9. How the Ground Truth for the Training Set Was Established
- The document does not specify how the ground truth for the training set was established. While the "clinically aligned framework" is mentioned, the specific methodology for annotating or establishing ground truth for the training data is not detailed in this submission summary.
§ 886.1100 Retinal diagnostic software device.
(a)
Identification. A retinal diagnostic software device is a prescription software device that incorporates an adaptive algorithm to evaluate ophthalmic images for diagnostic screening to identify retinal diseases or conditions.(b)
Classification. Class II (special controls).
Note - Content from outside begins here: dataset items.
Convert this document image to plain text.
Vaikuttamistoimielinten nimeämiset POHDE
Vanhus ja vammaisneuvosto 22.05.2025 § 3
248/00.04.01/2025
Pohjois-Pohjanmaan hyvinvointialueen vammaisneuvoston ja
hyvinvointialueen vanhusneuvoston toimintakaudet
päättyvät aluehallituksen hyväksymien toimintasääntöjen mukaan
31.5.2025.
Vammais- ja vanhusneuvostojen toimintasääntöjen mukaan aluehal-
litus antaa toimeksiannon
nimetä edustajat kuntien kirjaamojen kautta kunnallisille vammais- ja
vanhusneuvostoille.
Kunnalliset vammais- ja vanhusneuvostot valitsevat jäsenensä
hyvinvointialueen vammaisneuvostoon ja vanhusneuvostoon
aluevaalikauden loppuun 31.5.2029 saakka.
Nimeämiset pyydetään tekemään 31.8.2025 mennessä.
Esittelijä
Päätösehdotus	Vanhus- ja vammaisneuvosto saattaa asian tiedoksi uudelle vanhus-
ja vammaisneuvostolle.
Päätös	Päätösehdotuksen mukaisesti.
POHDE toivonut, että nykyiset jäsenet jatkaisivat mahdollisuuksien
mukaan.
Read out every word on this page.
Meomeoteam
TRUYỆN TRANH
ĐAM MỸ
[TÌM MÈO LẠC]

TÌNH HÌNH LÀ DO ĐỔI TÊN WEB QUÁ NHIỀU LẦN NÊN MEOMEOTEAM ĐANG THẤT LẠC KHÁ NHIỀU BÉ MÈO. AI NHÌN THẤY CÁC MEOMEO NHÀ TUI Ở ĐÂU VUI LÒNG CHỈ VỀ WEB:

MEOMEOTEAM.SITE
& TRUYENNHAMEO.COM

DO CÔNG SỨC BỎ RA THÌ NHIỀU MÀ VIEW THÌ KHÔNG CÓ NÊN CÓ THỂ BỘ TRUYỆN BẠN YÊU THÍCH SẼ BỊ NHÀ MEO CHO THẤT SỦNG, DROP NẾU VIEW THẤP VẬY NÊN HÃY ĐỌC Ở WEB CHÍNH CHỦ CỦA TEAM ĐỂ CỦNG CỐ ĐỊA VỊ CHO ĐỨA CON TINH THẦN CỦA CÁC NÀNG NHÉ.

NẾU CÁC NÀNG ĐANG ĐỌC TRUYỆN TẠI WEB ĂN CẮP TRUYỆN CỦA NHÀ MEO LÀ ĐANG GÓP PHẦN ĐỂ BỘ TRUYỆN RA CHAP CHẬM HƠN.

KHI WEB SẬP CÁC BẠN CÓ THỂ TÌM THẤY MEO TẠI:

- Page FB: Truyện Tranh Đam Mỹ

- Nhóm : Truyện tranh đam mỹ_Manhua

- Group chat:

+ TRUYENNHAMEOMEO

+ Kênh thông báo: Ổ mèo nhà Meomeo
The special controls for this device are:(1) Software verification and validation documentation, based on a comprehensive hazard analysis, must fulfill the following:
(i) Software documentation must provide a full characterization of technical parameters of the software, including algorithm(s).
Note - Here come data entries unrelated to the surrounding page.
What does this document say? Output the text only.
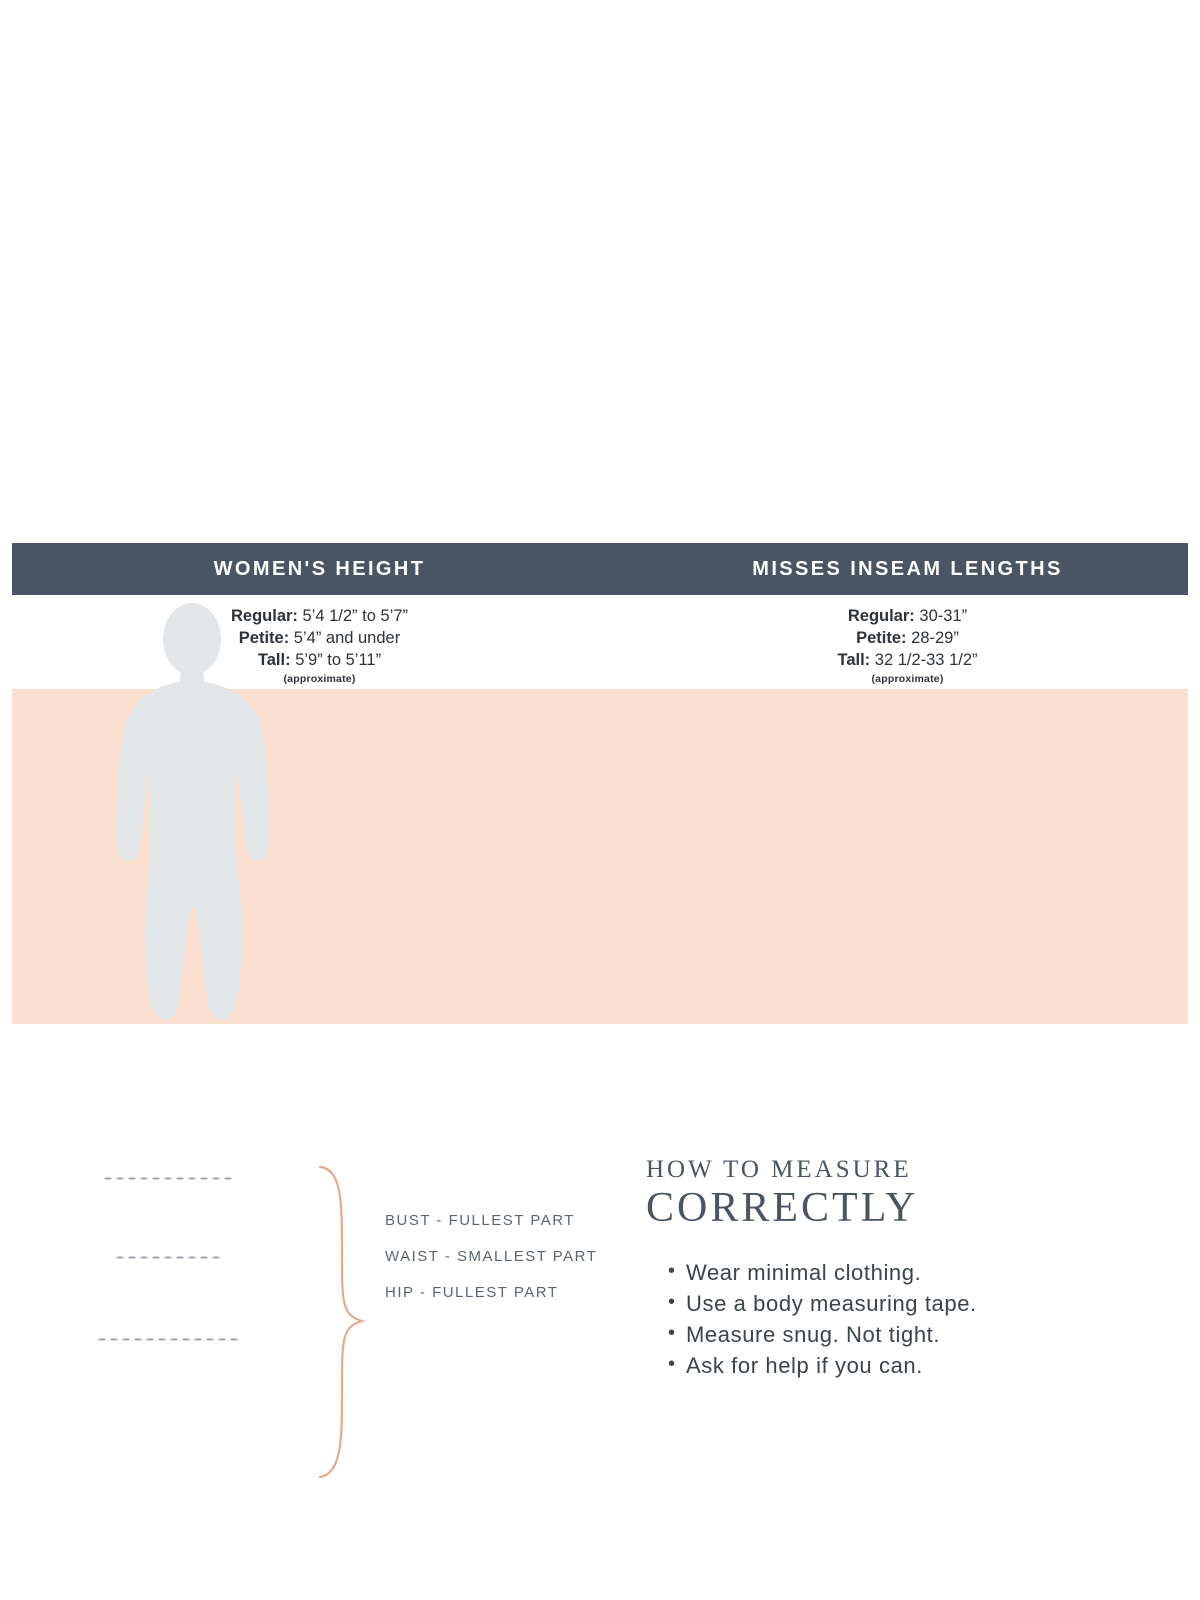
WOMEN'S HEIGHT	MISSES INSEAM LENGTHS
Regular: 5’4 1/2” to 5’7”
Petite: 5’4” and under
Tall: 5’9” to 5’11”
(approximate)
Regular: 30-31”
Petite: 28-29”
Tall: 32 1/2-33 1/2”
(approximate)
BUST - FULLEST PART
WAIST - SMALLEST PART
HIP - FULLEST PART
HOW TO MEASURE
CORRECTLY
• Wear minimal clothing.
• Use a body measuring tape.
• Measure snug. Not tight.
• Ask for help if you can.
(ii) Software documentation must describe the expected impact of applicable image acquisition hardware characteristics on performance and associated minimum specifications.
(iii) Software documentation must include a cybersecurity vulnerability and management process to assure software functionality.
(iv) Software documentation must include mitigation measures to manage failure of any subsystem components with respect to incorrect patient reports and operator failures.
(2) Clinical performance data supporting the indications for use must be provided, including the following:
(i) Clinical performance testing must evaluate sensitivity, specificity, positive predictive value, and negative predictive value for each endpoint reported for the indicated disease or condition across the range of available device outcomes.
(ii) Clinical performance testing must evaluate performance under anticipated conditions of use.
(iii) Statistical methods must include the following:
(A) Where multiple samples from the same patient are used, statistical analysis must not assume statistical independence without adequate justification.
(B) Statistical analysis must provide confidence intervals for each performance metric.
(iv) Clinical data must evaluate the variability in output performance due to both the user and the image acquisition device used.
(3) A training program with instructions on how to acquire and process quality images must be provided.
(4) Human factors validation testing that evaluates the effect of the training program on user performance must be provided.
(5) A protocol must be developed that describes the level of change in device technical specifications that could significantly affect the safety or effectiveness of the device.
(6) Labeling must include:
(i) Instructions for use, including a description of how to obtain quality images and how device performance is affected by user interaction and user training;
(ii) The type of imaging data used, what the device outputs to the user, and whether the output is qualitative or quantitative;
(iii) Warnings regarding image acquisition factors that affect image quality;
(iv) Warnings regarding interpretation of the provided outcomes, including:
(A) A warning that the device is not to be used to screen for the presence of diseases or conditions beyond its indicated uses;
(B) A warning that the device provides a screening diagnosis only and that it is critical that the patient be advised to receive followup care; and
(C) A warning that the device does not treat the screened disease;
(v) A summary of the clinical performance of the device for each output, with confidence intervals; and
(vi) A summary of the clinical performance testing conducted with the device, including a description of the patient population and clinical environment under which it was evaluated.